Is there a strong reason why :db/created-at and :db/updated-at are long values (UNIX milliseconds since epoch) instead of instants? It doesn't bother me; I'm just wondering whether I should store time values as longs across the board
Mainly for performance reason, saving the cost to create a u.t.Date object. Since I consider these as system meta data, I guess it is ok to treat them differently from user's domain data?
Storage wise, :instant and :long differs only in the header byte.
I'm most concerned about efficiency of sorting/lookup. Are temporal ("before", "after") queries comparably efficient in both representations?
before after etc, relies on turning into Date objects, they will be less efficient than just number compare.

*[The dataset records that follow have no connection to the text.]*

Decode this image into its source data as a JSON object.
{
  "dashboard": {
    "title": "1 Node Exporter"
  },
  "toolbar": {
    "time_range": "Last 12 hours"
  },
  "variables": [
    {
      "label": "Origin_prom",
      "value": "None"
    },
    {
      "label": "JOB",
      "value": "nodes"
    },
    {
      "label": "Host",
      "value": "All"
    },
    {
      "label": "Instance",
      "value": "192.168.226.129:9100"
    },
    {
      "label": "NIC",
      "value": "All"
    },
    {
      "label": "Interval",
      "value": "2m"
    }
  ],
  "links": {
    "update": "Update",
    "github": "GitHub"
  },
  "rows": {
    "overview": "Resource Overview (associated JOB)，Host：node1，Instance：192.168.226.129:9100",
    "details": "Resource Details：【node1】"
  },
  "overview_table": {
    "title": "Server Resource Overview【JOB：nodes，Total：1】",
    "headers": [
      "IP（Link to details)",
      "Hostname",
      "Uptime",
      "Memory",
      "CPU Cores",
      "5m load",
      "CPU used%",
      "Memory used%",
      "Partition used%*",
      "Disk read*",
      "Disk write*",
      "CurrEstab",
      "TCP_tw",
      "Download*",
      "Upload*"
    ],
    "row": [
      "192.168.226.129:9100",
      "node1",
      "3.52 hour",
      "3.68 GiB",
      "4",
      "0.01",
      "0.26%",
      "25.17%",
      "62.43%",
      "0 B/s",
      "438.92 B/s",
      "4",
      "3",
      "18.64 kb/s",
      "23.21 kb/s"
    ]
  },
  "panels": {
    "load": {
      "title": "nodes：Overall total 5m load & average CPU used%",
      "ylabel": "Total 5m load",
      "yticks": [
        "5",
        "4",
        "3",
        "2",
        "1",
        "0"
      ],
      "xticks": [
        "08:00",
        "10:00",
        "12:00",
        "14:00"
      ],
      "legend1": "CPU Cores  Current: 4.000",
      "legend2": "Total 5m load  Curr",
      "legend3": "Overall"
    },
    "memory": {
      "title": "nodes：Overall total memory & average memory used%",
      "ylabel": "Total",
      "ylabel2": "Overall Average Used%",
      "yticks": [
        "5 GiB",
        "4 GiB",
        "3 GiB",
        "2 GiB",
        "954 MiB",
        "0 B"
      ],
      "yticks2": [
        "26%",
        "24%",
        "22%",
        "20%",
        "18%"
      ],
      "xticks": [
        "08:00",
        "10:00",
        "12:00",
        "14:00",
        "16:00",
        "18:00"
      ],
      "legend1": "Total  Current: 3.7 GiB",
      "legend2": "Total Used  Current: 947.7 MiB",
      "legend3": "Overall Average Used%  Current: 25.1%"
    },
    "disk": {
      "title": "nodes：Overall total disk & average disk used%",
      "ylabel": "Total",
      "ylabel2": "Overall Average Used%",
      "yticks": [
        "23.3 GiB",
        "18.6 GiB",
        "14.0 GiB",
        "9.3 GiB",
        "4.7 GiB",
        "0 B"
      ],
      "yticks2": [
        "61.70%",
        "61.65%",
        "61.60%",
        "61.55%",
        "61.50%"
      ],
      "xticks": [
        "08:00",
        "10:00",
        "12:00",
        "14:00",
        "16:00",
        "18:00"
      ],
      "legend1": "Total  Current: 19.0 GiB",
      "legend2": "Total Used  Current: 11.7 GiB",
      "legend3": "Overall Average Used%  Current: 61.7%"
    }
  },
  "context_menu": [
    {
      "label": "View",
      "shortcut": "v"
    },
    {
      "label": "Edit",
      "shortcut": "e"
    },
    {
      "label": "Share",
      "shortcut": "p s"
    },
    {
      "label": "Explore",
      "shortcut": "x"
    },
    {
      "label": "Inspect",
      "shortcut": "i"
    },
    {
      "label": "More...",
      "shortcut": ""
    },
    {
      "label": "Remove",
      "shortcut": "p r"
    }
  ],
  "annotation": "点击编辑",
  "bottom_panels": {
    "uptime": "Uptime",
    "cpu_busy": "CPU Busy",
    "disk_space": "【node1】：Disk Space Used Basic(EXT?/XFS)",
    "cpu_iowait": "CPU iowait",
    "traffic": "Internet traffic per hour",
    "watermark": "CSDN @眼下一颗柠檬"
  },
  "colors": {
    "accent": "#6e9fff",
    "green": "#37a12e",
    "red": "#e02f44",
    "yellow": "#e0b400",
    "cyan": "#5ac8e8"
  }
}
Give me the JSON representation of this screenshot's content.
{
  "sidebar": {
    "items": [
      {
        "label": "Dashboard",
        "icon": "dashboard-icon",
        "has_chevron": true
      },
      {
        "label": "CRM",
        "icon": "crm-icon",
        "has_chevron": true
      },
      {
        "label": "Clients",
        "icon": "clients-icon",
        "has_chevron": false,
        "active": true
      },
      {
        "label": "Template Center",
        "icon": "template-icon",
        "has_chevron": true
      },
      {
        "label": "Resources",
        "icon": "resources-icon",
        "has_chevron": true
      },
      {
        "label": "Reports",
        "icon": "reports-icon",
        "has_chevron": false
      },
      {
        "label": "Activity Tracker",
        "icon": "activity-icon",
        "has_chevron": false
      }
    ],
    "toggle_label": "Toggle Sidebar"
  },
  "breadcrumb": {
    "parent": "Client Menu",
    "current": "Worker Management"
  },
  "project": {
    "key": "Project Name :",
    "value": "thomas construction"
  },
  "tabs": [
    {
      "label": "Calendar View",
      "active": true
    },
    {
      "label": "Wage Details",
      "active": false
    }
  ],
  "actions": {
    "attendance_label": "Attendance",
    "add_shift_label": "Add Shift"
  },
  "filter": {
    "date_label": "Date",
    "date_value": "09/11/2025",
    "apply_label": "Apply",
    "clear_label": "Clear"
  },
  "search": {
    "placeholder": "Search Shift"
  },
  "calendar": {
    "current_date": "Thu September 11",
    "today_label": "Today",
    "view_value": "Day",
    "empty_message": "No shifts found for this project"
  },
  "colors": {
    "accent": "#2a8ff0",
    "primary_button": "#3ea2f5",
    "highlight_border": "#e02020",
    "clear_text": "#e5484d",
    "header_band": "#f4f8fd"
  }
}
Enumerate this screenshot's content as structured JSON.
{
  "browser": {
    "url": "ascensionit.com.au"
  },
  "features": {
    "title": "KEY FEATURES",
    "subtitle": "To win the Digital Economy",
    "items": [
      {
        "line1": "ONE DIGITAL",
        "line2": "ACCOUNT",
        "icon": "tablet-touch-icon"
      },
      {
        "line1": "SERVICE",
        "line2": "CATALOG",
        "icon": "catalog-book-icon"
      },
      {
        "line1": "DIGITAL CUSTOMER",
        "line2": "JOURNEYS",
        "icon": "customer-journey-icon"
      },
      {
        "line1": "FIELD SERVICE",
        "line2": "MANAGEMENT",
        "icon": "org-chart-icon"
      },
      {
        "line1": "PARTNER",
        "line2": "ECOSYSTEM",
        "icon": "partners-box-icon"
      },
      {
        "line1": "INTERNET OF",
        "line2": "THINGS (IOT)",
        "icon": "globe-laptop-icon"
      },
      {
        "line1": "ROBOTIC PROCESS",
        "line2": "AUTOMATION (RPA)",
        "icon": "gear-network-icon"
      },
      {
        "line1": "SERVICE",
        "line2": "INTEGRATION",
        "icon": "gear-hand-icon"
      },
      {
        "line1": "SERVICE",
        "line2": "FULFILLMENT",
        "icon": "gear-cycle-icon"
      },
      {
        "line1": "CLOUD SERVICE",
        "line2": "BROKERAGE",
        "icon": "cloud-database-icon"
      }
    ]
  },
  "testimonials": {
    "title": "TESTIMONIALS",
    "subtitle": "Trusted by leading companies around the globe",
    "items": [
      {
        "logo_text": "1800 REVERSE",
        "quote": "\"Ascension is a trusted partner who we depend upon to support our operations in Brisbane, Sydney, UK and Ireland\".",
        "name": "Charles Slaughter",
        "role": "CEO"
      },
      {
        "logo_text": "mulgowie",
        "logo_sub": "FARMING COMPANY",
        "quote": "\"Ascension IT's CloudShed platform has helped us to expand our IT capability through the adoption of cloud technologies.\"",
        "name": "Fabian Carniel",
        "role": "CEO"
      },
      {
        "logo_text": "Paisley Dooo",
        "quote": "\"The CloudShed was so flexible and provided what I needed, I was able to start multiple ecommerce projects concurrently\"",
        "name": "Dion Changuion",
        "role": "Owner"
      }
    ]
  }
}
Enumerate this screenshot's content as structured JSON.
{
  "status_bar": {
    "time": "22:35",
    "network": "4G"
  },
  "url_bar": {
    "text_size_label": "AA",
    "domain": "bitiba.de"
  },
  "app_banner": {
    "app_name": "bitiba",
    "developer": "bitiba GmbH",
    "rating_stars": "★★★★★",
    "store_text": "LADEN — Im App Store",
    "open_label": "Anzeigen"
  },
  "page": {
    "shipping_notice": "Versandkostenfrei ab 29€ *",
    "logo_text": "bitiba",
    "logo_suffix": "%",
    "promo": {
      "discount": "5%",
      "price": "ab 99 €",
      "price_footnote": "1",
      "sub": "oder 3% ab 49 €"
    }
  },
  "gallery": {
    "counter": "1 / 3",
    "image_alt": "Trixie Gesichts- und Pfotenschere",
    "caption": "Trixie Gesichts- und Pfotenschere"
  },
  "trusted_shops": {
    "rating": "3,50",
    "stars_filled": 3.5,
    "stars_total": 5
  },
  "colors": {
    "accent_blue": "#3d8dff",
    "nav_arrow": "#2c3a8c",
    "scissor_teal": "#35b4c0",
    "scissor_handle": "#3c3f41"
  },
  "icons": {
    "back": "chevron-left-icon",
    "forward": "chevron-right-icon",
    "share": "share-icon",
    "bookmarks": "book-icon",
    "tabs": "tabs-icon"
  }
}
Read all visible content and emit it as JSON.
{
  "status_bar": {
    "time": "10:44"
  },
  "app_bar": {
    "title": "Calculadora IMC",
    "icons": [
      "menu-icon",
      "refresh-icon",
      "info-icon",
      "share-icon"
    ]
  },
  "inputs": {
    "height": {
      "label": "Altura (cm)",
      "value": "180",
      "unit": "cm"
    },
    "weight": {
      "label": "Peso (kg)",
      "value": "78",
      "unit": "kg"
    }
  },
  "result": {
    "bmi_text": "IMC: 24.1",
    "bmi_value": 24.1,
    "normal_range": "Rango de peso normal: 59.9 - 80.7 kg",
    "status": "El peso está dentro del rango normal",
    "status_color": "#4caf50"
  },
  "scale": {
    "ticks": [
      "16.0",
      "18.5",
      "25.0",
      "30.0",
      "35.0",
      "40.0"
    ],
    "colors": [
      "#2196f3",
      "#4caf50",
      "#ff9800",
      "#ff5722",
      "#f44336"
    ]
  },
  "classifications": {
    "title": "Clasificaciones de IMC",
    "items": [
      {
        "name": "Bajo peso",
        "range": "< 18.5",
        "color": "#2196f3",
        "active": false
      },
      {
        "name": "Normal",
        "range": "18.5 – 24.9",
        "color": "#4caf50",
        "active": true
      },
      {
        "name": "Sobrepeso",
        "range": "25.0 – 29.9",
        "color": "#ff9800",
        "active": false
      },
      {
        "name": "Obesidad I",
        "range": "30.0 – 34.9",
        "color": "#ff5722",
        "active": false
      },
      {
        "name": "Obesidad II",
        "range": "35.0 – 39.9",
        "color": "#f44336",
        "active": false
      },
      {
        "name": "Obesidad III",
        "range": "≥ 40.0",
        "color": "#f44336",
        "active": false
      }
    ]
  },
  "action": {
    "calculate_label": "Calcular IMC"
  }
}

if you use <, >, etc. long and instant have the same efficiency, in term of operations internal to DB, e.g. sort, lookup, etc.
Because their only differs in the header byte. Otherwise the same.
in DL, DB internal operations, sorting/lookup, etc. are all based on raw bytes. Data types are only external interfaces. Internally, there are just bytes.
Thanks, that's very helpful!
The upcoming release will add asynchronous transaction, which should enhance write throughput significantly. Another significant change is to consolidate LMDB bindings to a single JavaCPP based one, so it is easier to add more native dependencies. For example, all low level LMDB access routines, iterators, comparator, samplers, counters, etc, are now written in C.
Does this mess with isolation levels? Is datalevin still a single writer? My understanding is no. As LMDB is a single writer system as far as I'm aware. But just wanted to check.
This does not mess with anything. We still use LMDB's public API. Just calling them in C, instead of passing through JNI/JNR
I meant the "asynchronous transaction"
Asynchronous transaction is done on top of existing synchronous transaction, so it is still single writer and does not change isolation level. The throughput enhancement is through batching, so less commit and sync calls are made.
That's great. Does that mean less value in manual batching tx-data? In user land.
manual batching are still important.
The effect of these two kinds of batching adds up.
I am adding a write benchmark to show the throughput/latency in various manual batch sizes.
Oh that would be super useful. I remember the last time I was using datalevin for a reasonable write heavy load and there was definitely a sweat spot batching I think somewhere around 1-2k entities at the time.